*Da Redação do Dia a Dia Notícia
A pavimentação da BR-319, uma das obras de infraestrutura mais controversas e ambientalmente sensíveis do Brasil, está no centro de um acordo inédito entre os ministérios do Meio Ambiente e dos Transportes. Segundo reportagem de André Borges, da Folha de São Paulo, o pacto, selado por Marina Silva e Renan Filho, busca criar um plano socioambiental estruturado para finalmente viabilizar o licenciamento da rodovia e mitigar os severos impactos ambientais que marcaram sua história.
Batizado de “Plano BR-319”, o conjunto de medidas prevê um cronograma detalhado de ações voltadas à proteção ambiental e ao desenvolvimento social das comunidades localizadas ao longo da rodovia, que conecta Manaus (AM) a Porto Velho (RO). Entre as principais iniciativas, destaca-se a contratação de uma Avaliação Ambiental Estratégica (AAE). Essa consultoria especializada terá a tarefa de propor soluções inovadoras, para o desmatamento, a regularização fundiária e o fortalecimento das populações tradicionais e locais na região.
O plano também contempla a delimitação de uma faixa de proteção de 50 km de cada lado da estrada, considerada uma “zona crítica de impacto”. Dentro desse perímetro, serão implementadas ações permanentes de fiscalização, combate ao desmatamento ilegal e incentivo a atividades produtivas que sejam sustentáveis, como as cadeias agroflorestais.
Com 882 km de extensão, a BR-319 é a única ligação terrestre entre o Amazonas e o restante do país. No entanto, o chamado “trecho do meio”, com aproximadamente 400 km, permanece sem pavimentação devido a entraves persistentes no licenciamento ambiental. Tentativas anteriores de asfaltamento esbarraram em crescentes denúncias de desmatamento e na ausência de medidas eficazes de controle.
A reportagem ressalta que, em 2022, o trecho central da estrada foi alvo de ações de asfaltamento sem licenciamento definitivo, período que coincidiu com um pico alarmante de desmatamento de 2.240 km². Embora tenha havido uma leve queda em 2023, os dados ainda são considerados preocupantes.

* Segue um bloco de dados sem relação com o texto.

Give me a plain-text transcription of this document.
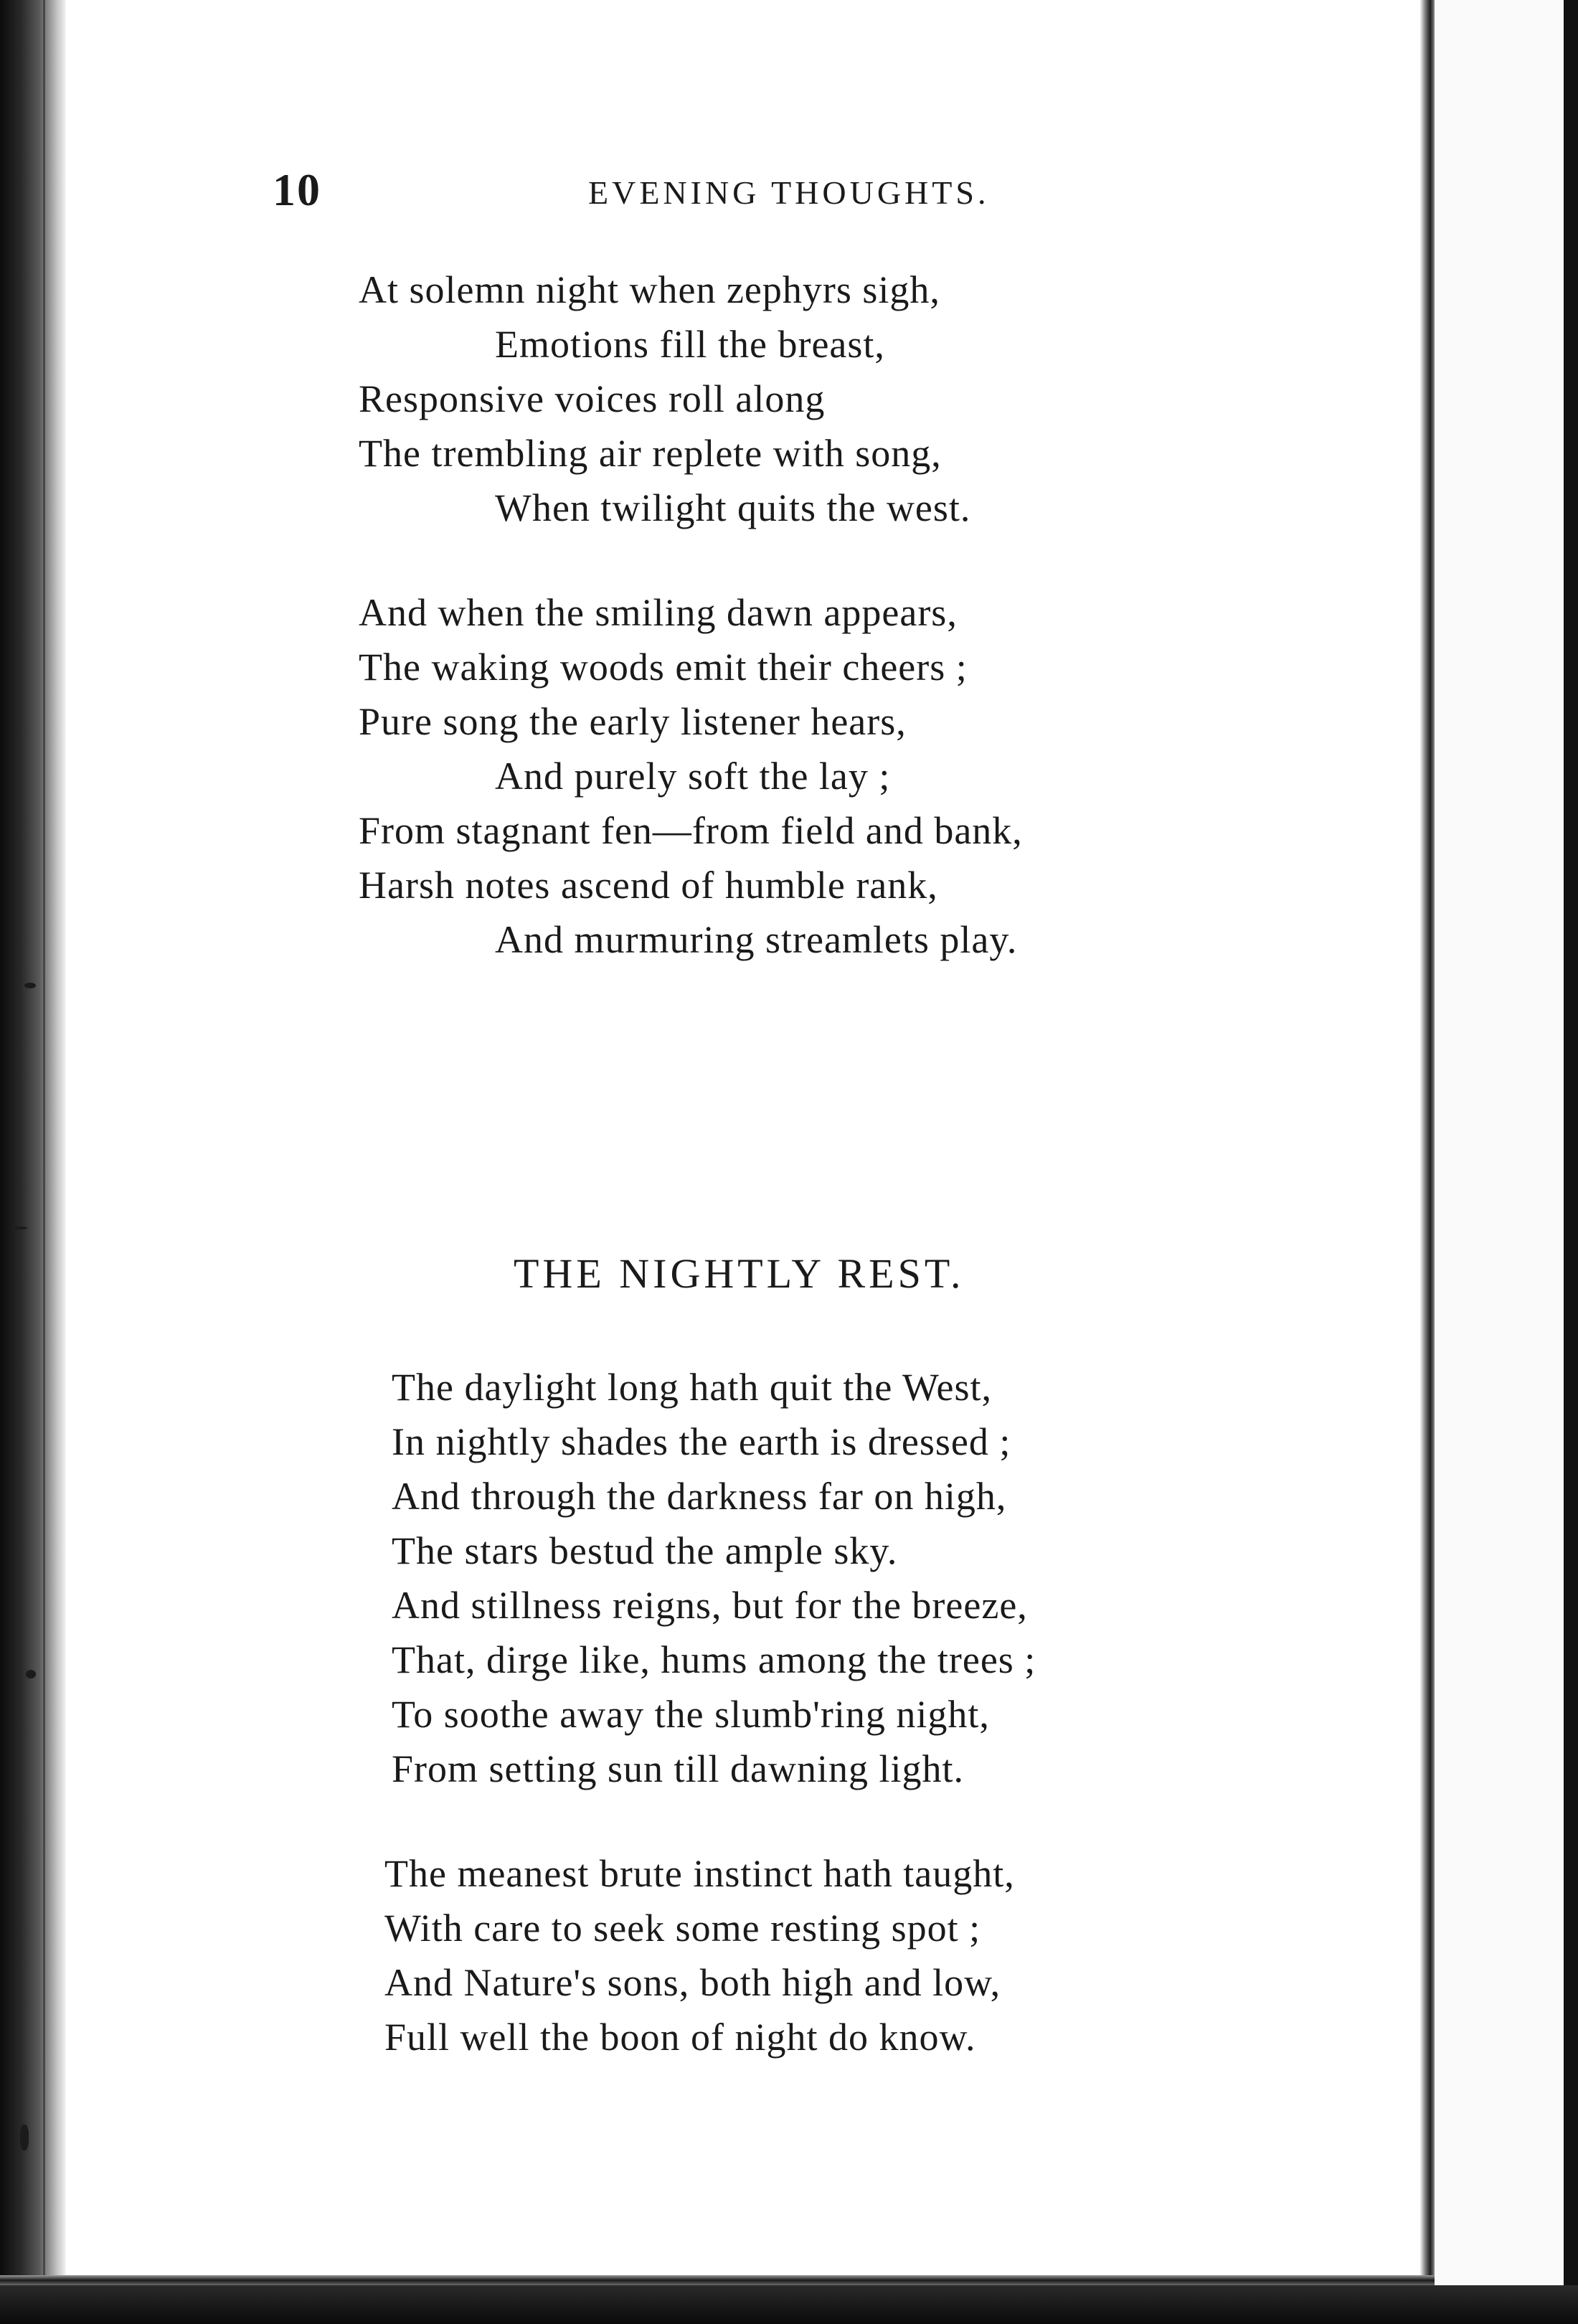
10	EVENING THOUGHTS.
At solemn night when zephyrs sigh,
Emotions fill the breast,
Responsive voices roll along
The trembling air replete with song,
When twilight quits the west.
And when the smiling dawn appears,
The waking woods emit their cheers ;
Pure song the early listener hears,
And purely soft the lay ;
From stagnant fen—from field and bank,
Harsh notes ascend of humble rank,
And murmuring streamlets play.
THE NIGHTLY REST.
The daylight long hath quit the West,
In nightly shades the earth is dressed ;
And through the darkness far on high,
The stars bestud the ample sky.
And stillness reigns, but for the breeze,
That, dirge like, hums among the trees ;
To soothe away the slumb'ring night,
From setting sun till dawning light.
The meanest brute instinct hath taught,
With care to seek some resting spot ;
And Nature's sons, both high and low,
Full well the boon of night do know.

O Ibama chegou a conceder uma licença prévia para a obra em 2022, mas as condicionantes ambientais impostas não foram integralmente cumpridas. Além disso, o processo é alvo de ações civis públicas, e sua licença foi suspensa novamente por decisão da Justiça Federal em julho de 2024, após recurso do Observatório do Clima que alegou “inconsistências legais, técnicas e ambientais”.
A BR-319 atravessa uma área de alta sensibilidade socioambiental, incluindo 19% de terras indígenas, 32,8% de unidades de conservação, assentamentos e áreas com regularização fundiária precária. Diante desse cenário complexo, o novo plano, formulado por um grupo de trabalho criado em 2023, visa estabelecer uma abordagem integrada que harmonize desenvolvimento e conservação.
Em resposta à Folha, o Ministério do Meio Ambiente afirmou que o plano, construído em conjunto com a Casa Civil, permitirá um debate aprofundado sobre a pavimentação e restauração da rodovia. O Ministério dos Transportes, por sua vez, declarou estar em diálogo permanente com outras pastas, buscando uma solução que uma “desenvolvimento econômico regional, garantia de direitos e sustentabilidade ambiental”.